I agree with a lot of what Aia said, but will expand on a couple of things later...
First, never try to learn how to use a UNIX or Linux system from a book without having an active account on a system and a keyboard and display device where you can interactively type in commands and see the results immediately. And, until you are much more experienced AND are actually trying to perform system administration duties, use a normal user account (not root) to play around. (When you are running as root, you can do some serious damage to the system; when you are running as a normal user, you might screw up some of your files but you won't hurt the system nor any other users.) But when you're playing with things like
grep, there is VERY little chance that you'll hurt anything.
Quote:
In this case, by conversion the interpretation means:
I think Aia meant
convention instead of
conversion.
Quote:
'/home/[Aa-Zz]*' : BRE (Basic Regular Expression) pattern, it is surrounded by single quotes to tell the shell not to try to interpreted the content and passed to grep as it.

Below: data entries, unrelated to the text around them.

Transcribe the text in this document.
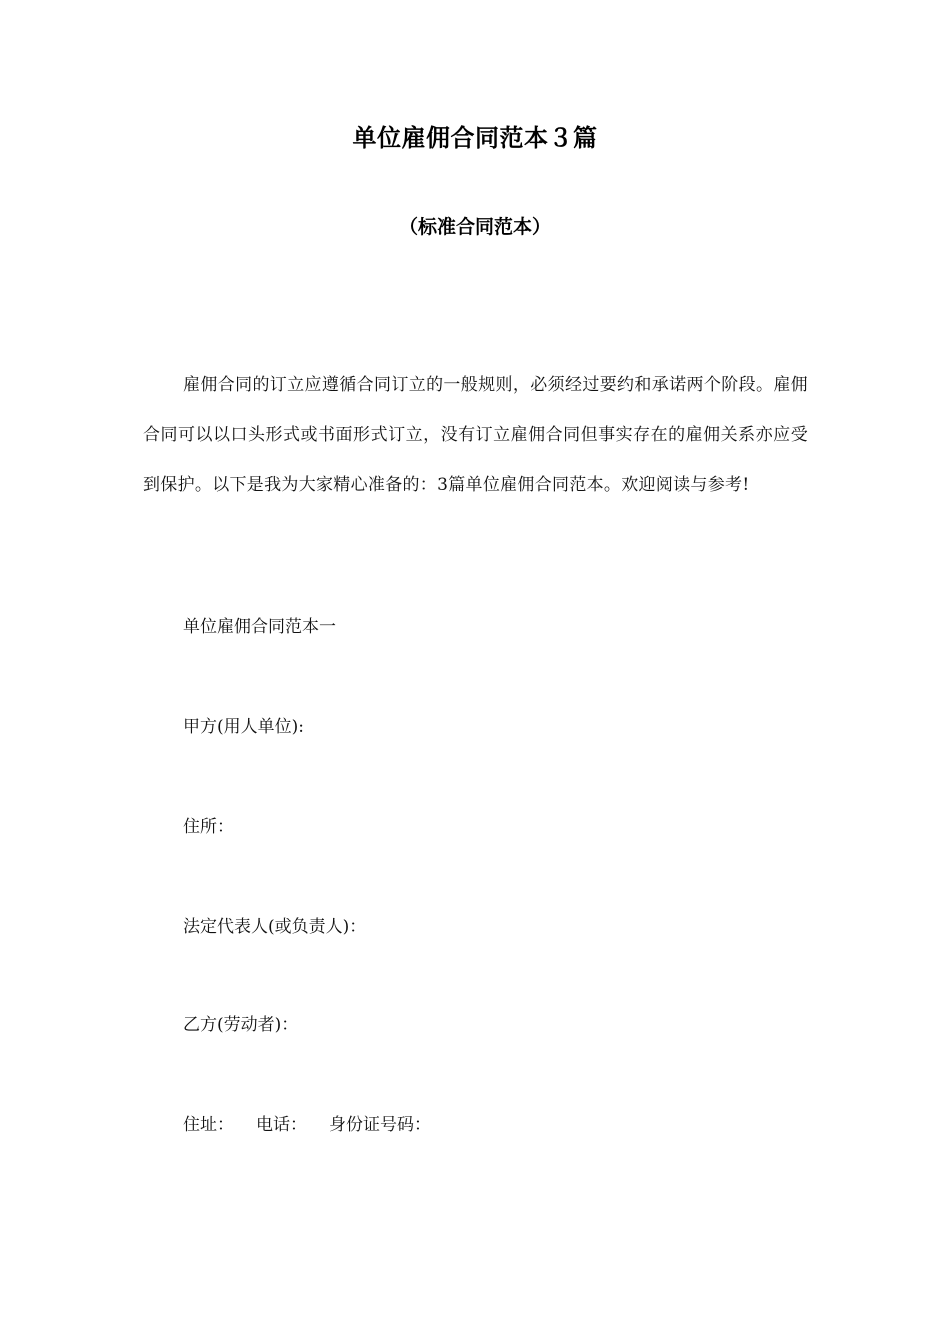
单位雇佣合同范本３篇
（标准合同范本）

雇佣合同的订立应遵循合同订立的一般规则，必须经过要约和承诺两个阶段。雇佣合同可以以口头形式或书面形式订立，没有订立雇佣合同但事实存在的雇佣关系亦应受到保护。以下是我为大家精心准备的：3篇单位雇佣合同范本。欢迎阅读与参考!

单位雇佣合同范本一

甲方(用人单位):

住所：

法定代表人(或负责人)：

乙方(劳动者)：

住址： 电话： 身份证号码：
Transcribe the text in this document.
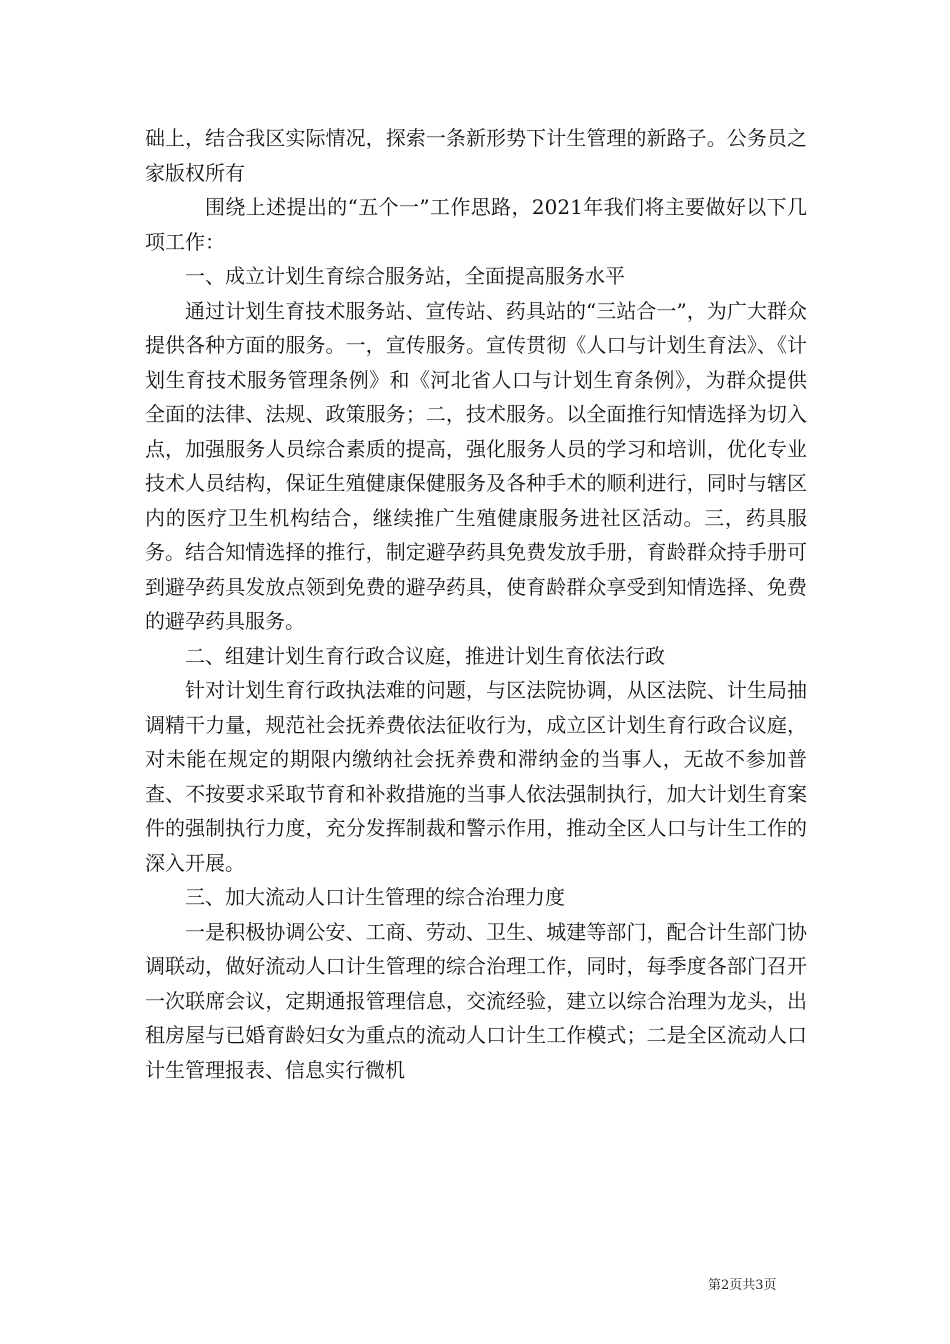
础上，结合我区实际情况，探索一条新形势下计生管理的新路子。公务员之家版权所有

围绕上述提出的“五个一”工作思路，2021年我们将主要做好以下几项工作：

一、成立计划生育综合服务站，全面提高服务水平

通过计划生育技术服务站、宣传站、药具站的“三站合一”，为广大群众提供各种方面的服务。一，宣传服务。宣传贯彻《人口与计划生育法》、《计划生育技术服务管理条例》和《河北省人口与计划生育条例》，为群众提供全面的法律、法规、政策服务；二，技术服务。以全面推行知情选择为切入点，加强服务人员综合素质的提高，强化服务人员的学习和培训，优化专业技术人员结构，保证生殖健康保健服务及各种手术的顺利进行，同时与辖区内的医疗卫生机构结合，继续推广生殖健康服务进社区活动。三，药具服务。结合知情选择的推行，制定避孕药具免费发放手册，育龄群众持手册可到避孕药具发放点领到免费的避孕药具，使育龄群众享受到知情选择、免费的避孕药具服务。

二、组建计划生育行政合议庭，推进计划生育依法行政

针对计划生育行政执法难的问题，与区法院协调，从区法院、计生局抽调精干力量，规范社会抚养费依法征收行为，成立区计划生育行政合议庭，对未能在规定的期限内缴纳社会抚养费和滞纳金的当事人，无故不参加普查、不按要求采取节育和补救措施的当事人依法强制执行，加大计划生育案件的强制执行力度，充分发挥制裁和警示作用，推动全区人口与计生工作的深入开展。

三、加大流动人口计生管理的综合治理力度

一是积极协调公安、工商、劳动、卫生、城建等部门，配合计生部门协调联动，做好流动人口计生管理的综合治理工作，同时，每季度各部门召开一次联席会议，定期通报管理信息，交流经验，建立以综合治理为龙头，出租房屋与已婚育龄妇女为重点的流动人口计生工作模式；二是全区流动人口计生管理报表、信息实行微机

第2页共3页
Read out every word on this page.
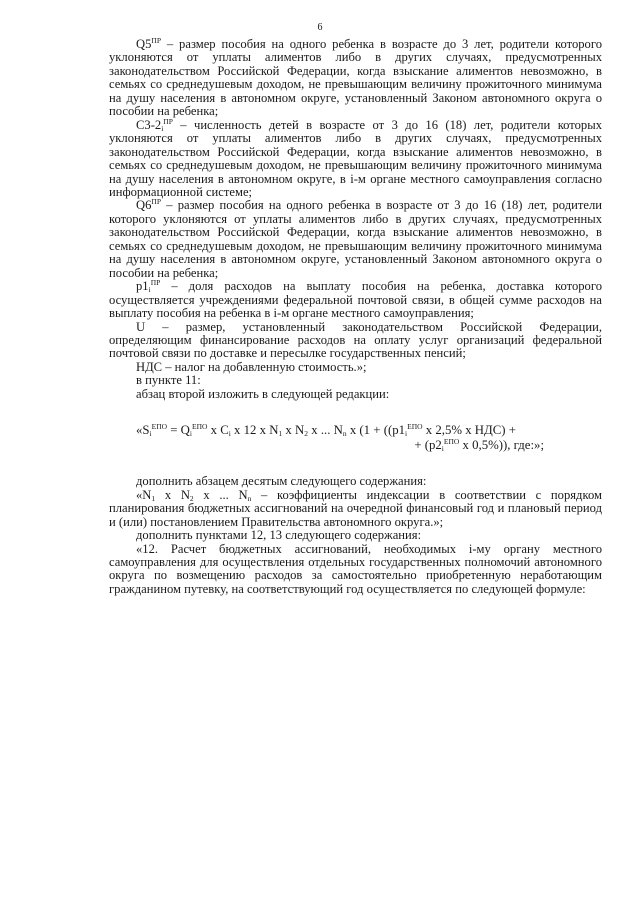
6

$Q5^{ПР}$ – размер пособия на одного ребенка в возрасте до 3 лет, родители которого уклоняются от уплаты алиментов либо в других случаях, предусмотренных законодательством Российской Федерации, когда взыскание алиментов невозможно, в семьях со среднедушевым доходом, не превышающим величину прожиточного минимума на душу населения в автономном округе, установленный Законом автономного округа о пособии на ребенка;

$C3-2_i^{ПР}$ – численность детей в возрасте от 3 до 16 (18) лет, родители которых уклоняются от уплаты алиментов либо в других случаях, предусмотренных законодательством Российской Федерации, когда взыскание алиментов невозможно, в семьях со среднедушевым доходом, не превышающим величину прожиточного минимума на душу населения в автономном округе, в i-м органе местного самоуправления согласно информационной системе;

$Q6^{ПР}$ – размер пособия на одного ребенка в возрасте от 3 до 16 (18) лет, родители которого уклоняются от уплаты алиментов либо в других случаях, предусмотренных законодательством Российской Федерации, когда взыскание алиментов невозможно, в семьях со среднедушевым доходом, не превышающим величину прожиточного минимума на душу населения в автономном округе, установленный Законом автономного округа о пособии на ребенка;

$p1_i^{ПР}$ – доля расходов на выплату пособия на ребенка, доставка которого осуществляется учреждениями федеральной почтовой связи, в общей сумме расходов на выплату пособия на ребенка в i-м органе местного самоуправления;

U – размер, установленный законодательством Российской Федерации, определяющим финансирование расходов на оплату услуг организаций федеральной почтовой связи по доставке и пересылке государственных пенсий;

НДС – налог на добавленную стоимость.»;

в пункте 11:

абзац второй изложить в следующей редакции:

«$S_i^{ЕПО} = Q_i^{ЕПО}$ x $C_i$ x 12 x $N_1$ x $N_2$ x ... $N_n$ x ($1 + ((p1_i^{ЕПО}$ x 2,5% x НДС) +

+ ($p2_i^{ЕПО}$ x 0,5%)), где:»;

дополнить абзацем десятым следующего содержания:

«$N_1$ x $N_2$ x ... $N_n$ – коэффициенты индексации в соответствии с порядком планирования бюджетных ассигнований на очередной финансовый год и плановый период и (или) постановлением Правительства автономного округа.»;

дополнить пунктами 12, 13 следующего содержания:

«12. Расчет бюджетных ассигнований, необходимых i-му органу местного самоуправления для осуществления отдельных государственных полномочий автономного округа по возмещению расходов за самостоятельно приобретенную неработающим гражданином путевку, на соответствующий год осуществляется по следующей формуле:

[Aa-Zz] : Character class; The A and lower z are redundant since the range a-Z converts them. [a-Z] does the same.
When used in a
grep command in this position,
/home/[Aa-Zz]* is a BRE, but:
[Aa-Zz] is a RE matching expression; not a character class. And the matching expression matches a single character that is
A, a character in the inclusive range of characters starting with
a and ending with
Z, and the character
z. But the range expression
a-Z is only defined if
a comes before
Z in the collating sequence in the the current locale. In the C and POSIX locales (and in most locales available on UNIX and Linux systems,
Z comes before
a. On some systems the end points will be reversed and it will match the characters in the string
Z[\]^_`a and in other systems, it will be rejected producing a diagnostic message from
grep saying that the BRE
/home/[Aa-Zz]* is invalid.
If you're trying to match a string of alphabetic characters in the current locale, An RE matching expression containing a character class expression that would do that is
[[:alpha:]]. In the C and POSIX locales, the RE matching expression
[A-Za-z] would match the same list of characters. But in locales with other alphabetic characters (such as accented vowels in Spanish locales, Cyrillic characters in Russian locales, etc.), these expressions might match very different sets of characters.
Quote:
/etc/passwd/home/deerlet : path of the file that grep will read, in order to try to find lines that match the pattern previously mentioned.
On UNIX and Linux systems,
/etc/passwd is the name of a regular file containing what is frequently called the
user database. Since it is a regular file, the pathname
/etc/passwd/home/deerlet will yield an ENOTDIR error while trying to resolve that pathname and
grep (if it didn't abort with a bad BRE error) will issue a diagnostic saying it can't open that file and quit.